Caedrus wrote:ubernoob wrote:Having exactly 1/3 of your abilities ruled out on any given round is actually pretty good of a way to prevent spamming.
Not really.
1: If we're looking at something like D&D where combats last maybe 3 rounds that matter, and you're randomly determining which 1/3 of your abilities are ruled out, There's actually a good chance that you can spam the same ability for all 3 rounds. If the tactical incentive to spam is still there, people will still do it until the very moment that that 1/3 chance to cut it out comes up. Half the time it's not actually preventing actions at all.
2: Things like "I can't fire that arrow this round" is a bad dissociative mechanic. You know, the thing we don't like 4e for. It's very artificial and it will cause the same kind of feeling that people get when they run into a glitch into a videogame. It pulls them out of that "trance" where they think they're Conan the Barbarian and makes them think "Oh yeah, I'm in a game." The arguments given by others in the thread reinforce this.
3: It's seriously not terribly impossible to create a system that discourages spamming through tactical or strategic viability of choices on a changing battlefield (or restricting choices as a result of things actually happening in the game). I can draw tons of examples from videogames. Say, Soul Calibur. Against any player who actually knows how to play, you will get screwed over
hard if you try to spam moves. Spamming generally arises from a lack of tactically competitive options and a lack of dynamic gameplay.
Winds of Fate feels like Super Smash Brothers Brawl's "
random tripping" to me. Rather than actually introduce dynamic tactical elements into the game, it just seems you want to roll the dice to determine what action you should take. And don't say "without random determination of options there is only one best option so people will always pick that same one." By that argument Chess would be a crap game.

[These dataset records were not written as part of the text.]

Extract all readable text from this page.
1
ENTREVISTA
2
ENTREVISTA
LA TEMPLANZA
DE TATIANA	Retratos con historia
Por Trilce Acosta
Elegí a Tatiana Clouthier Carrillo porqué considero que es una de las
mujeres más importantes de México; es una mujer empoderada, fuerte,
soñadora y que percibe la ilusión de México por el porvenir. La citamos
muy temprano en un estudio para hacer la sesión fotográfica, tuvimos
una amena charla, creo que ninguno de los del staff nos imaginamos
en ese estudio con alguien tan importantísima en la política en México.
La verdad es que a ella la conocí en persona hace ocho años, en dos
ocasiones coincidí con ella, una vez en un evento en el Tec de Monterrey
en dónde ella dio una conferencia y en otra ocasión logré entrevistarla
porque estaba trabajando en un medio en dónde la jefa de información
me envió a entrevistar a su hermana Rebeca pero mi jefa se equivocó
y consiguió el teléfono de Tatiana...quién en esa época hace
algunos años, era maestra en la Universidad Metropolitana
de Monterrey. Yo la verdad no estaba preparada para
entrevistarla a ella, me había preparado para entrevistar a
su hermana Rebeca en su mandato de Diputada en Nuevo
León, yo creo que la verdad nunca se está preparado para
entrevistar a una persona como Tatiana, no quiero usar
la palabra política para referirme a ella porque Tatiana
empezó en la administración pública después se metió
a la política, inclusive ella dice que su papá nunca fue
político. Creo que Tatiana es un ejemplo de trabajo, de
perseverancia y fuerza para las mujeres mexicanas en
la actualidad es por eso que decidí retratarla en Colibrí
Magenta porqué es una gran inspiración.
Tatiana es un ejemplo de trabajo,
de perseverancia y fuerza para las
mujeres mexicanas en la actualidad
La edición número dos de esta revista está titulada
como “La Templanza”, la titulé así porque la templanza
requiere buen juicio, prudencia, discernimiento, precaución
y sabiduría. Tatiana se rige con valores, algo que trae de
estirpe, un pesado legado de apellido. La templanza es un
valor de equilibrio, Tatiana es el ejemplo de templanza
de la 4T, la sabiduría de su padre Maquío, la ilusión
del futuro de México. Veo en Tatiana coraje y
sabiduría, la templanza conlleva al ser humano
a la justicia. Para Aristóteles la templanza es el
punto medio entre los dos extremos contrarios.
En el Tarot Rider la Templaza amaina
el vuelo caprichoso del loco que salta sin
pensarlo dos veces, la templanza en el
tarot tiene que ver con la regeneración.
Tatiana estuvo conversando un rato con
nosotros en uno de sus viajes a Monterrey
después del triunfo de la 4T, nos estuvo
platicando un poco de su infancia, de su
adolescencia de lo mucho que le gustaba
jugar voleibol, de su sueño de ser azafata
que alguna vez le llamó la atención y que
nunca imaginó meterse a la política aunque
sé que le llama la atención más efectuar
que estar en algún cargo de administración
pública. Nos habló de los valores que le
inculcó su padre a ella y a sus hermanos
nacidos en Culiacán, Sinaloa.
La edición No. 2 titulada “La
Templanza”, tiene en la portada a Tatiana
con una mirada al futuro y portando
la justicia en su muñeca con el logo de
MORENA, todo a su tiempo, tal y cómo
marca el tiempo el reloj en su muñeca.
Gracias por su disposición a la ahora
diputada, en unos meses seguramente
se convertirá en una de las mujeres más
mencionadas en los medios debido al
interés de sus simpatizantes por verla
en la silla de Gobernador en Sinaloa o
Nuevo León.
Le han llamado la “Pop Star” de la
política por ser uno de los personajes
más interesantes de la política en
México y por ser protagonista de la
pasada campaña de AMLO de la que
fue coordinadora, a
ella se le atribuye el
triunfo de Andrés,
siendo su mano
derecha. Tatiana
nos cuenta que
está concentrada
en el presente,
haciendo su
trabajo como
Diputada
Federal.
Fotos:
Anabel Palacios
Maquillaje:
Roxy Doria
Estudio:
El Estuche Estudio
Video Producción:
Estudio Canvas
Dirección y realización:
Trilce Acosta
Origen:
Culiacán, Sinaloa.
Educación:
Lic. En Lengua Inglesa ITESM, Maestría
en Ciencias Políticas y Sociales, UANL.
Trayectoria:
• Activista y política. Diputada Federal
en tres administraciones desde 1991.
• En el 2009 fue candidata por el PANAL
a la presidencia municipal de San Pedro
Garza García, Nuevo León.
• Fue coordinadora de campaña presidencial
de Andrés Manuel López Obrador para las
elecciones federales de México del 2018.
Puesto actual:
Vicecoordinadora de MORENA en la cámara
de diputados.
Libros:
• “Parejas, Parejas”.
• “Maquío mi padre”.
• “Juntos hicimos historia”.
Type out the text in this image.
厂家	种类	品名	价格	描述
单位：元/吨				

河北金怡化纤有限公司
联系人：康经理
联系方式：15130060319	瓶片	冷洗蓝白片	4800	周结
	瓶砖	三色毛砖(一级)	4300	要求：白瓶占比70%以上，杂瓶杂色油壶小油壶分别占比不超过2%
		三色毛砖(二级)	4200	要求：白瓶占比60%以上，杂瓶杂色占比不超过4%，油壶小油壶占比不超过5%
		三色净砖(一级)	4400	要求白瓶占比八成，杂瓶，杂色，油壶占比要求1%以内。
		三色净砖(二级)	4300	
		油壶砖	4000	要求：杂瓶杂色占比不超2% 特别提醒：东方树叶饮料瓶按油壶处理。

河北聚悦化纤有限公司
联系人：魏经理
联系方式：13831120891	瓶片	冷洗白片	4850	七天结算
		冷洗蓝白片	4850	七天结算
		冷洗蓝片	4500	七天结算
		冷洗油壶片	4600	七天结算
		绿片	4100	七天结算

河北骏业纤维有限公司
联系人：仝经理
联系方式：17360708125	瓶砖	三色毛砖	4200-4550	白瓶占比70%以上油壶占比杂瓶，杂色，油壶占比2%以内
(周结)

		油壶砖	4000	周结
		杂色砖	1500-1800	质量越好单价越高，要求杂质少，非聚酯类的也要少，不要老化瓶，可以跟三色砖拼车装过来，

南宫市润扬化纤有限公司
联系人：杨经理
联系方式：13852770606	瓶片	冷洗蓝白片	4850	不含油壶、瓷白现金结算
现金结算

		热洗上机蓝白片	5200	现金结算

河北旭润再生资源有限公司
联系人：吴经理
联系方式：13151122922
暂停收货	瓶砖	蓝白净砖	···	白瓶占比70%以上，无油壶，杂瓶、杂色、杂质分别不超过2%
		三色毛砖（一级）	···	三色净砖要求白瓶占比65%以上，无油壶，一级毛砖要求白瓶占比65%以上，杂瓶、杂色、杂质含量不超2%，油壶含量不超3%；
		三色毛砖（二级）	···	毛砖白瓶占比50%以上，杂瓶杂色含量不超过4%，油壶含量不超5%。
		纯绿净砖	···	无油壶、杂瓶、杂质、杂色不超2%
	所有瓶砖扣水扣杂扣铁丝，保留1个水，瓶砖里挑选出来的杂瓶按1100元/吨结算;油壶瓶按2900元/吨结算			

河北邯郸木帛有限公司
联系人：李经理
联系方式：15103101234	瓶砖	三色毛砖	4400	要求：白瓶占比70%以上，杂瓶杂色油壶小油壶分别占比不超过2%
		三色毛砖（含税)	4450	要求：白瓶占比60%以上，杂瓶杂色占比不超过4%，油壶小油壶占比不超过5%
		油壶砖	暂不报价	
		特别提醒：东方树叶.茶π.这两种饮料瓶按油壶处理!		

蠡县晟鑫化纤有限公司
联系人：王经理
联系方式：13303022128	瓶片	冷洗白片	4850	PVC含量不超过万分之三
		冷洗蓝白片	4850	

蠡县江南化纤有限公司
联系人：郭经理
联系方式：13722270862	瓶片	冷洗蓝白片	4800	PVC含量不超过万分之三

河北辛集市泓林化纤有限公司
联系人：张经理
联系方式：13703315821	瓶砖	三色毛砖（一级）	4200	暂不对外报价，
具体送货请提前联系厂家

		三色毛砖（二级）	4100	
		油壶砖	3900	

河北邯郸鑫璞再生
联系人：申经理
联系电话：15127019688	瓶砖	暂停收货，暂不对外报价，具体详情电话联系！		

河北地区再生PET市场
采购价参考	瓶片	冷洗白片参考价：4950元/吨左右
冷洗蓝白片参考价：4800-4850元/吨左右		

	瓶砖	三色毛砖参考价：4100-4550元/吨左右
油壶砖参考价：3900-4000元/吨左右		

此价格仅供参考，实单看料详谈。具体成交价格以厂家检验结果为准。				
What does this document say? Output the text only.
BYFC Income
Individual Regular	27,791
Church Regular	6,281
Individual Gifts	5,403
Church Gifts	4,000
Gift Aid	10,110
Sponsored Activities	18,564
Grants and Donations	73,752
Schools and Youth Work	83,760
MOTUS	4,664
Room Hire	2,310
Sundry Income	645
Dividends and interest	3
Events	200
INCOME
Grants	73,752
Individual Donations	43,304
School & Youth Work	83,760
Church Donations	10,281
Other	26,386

1: [Defensive Tree] OR [Reckless Tree] this round
2: [Reckless Tree] OR [Precise Tree] this round
3: [Precise Tree] OR [Defensive Tree] this round
4: [Defensive Tree] OR [Reckless Tree] this round
5: [Reckless Tree] or [Precise Tree] this round
6: [Defensive Tree] OR [Precise Tree] this round
Opening Assault [Reckless] (None)
Full Round Action
You charge and attack the enemy. You gain +2 to hit and damage over a normal charge, but have -4 to AC in addition to the normal penalties. You may full attack at the end of this charge.
Parry [Defensive] (none)
Immediate Action
When attacked, make an attack roll at your highest melee to hit. If this attack roll beats your opponent's attack roll, the attack misses even if it would normally hit you. The opponent must make a save or else become afraid of your bad assery and take a -3 penalty to rolls against you.
Brutal Chop [Reckless] (Defensive 1)
Standard action
You make a single attack at a +4 to hit bonus. This does double damage. If you hit, the target is stunned (save negates) for one round.
If you miss, your balance falters and you lose your next move action (this round if applicable) and take a -4 penalty to AC.
Head shot [Precise] (Reckless 2)
Standard action
You make a single attack at a +10 to hit. If this hits, the target dies.
the [] is the tag for that ability, and the () is what that enemy must have been hit with this encounter already to use that specific ability against them. As you take more hits, the enemies get to use more and more lethal combat actions agianst you, but won't be able to necessarily time when Head Shot is open (they have only a 4/9 chance to get two reckless in the first round and then a 2/3 to get precise, so the odds of that specific killer move being open is 8/27).
But yeah, I think it could be workable for a dynamic system that doesn't automatically lead to magic style four move wins or RLT from the getgo.